As Jahan, the main character tells it, he was born in the Indian province of Goa to a brutal stepfather and mother who died when he was very young. Finding more comfort with animals than with humans, Jahan became best friends with a white baby elephant that was the color of “boiled rice.” After he helped it be born and named it Chota (or “small”), Jahan and the elephant became an inseparable team.
When Jahan is twelve years old, the incredibly smart elephant is sent to Istanbul as a gift for the sultan—a white elephant will make an excellent addition to the menagerie of exotic animals that the sultan acquires as a hobby. Unwilling to part from his friend, Jahan stows away on Chota’s ship, and when his affinity for this beast is discovered, Jahan becomes a mahout, or animal tamer, in the sultan’s palace.
In the palace, Jahan befriends and then falls in love with the sultan’s beautiful daughter, Princess Mihrimah. In order to keep her interest in him, Jahan tells her long, exotic stories—including the one about his early life in India.

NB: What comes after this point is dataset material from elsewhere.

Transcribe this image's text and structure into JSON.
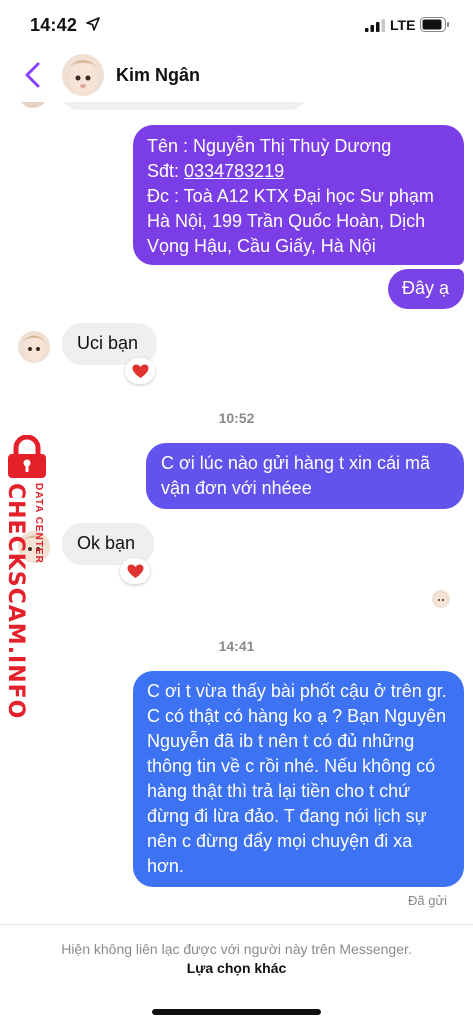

Jahan also encounters and becomes an apprentice to Mimar Sinan, the empire’s chief architect. Sinan has four other apprentices, including Yusuf, a woman who lives and dresses as a man so she can use her intellect as an architect, and because she is secretly in love with Sinan.
The novel’s plot revolves around the construction of Sinan’s most famous buildings: an aqueduct; the first-ever multi-domed mosques, such as the Selimiye Mosque, Suleymaniye Complex, Mihrimah Sultan Mosque; the Church of the Assumption in Uzundzhovo, a project that shows the multiculturalism that thrived under the sultan in the Ottoman Empire; and the bridge on the Drina River in Bosnia and Herzegovina. Chota is instrumental in accomplishing the feats of architectural engineering Sinan has in mind, able to both transport and load materials.
Sinan’s work reflects growing tensions in the court: the conflict between artistic freedom and creativity on one hand, and the power of a growing empire on the other; the clash between fundamentalist religion and the discoveries of science; the incompatibility of love and duty.
During his time with Sinan, Jahan also interacts with people outside the palace, meeting and making friends with many members of the demi-monde—including several courtesans and the colorful criminal Balaban, the leader of the gypsies, or Romani, people. Jahan’s many adventures form the somewhat disconnected plot elements of the novel. There is an extended subplot where Sinan sends Jahan and another apprentice to Rome in order to study the structure of St. Peter’s and to attempt to see the by now immensely famous Michelangelo. They fail to get an appointment with the great man, and on their return trip, they are robbed of all their drawings, schematics, and notes. At a different time, Chota stops being an architectural elephant and instead is issued armor so that Jahan can ride him into a losing battle.
In the end, Jahan is unable to have an actual relationship with the princess, whose duties lie in marriage to a suitable royal. Hoping against hope that she does in some way return his feelings, Jahan spends his entire life saving himself and waiting for her. In the end, although the two are reunited when Mihramah is on her deathbed, she reveals that her feelings for Jahan are those of friendship, rather than romantic love. In response, Jahan reveals that many of his colorful stories about his life in India were actually fiction he spun in order to entertain Mihramah. He is not from Goa but grew up in Turkey—although his dangerous stepfather and his relationship with Chota are true.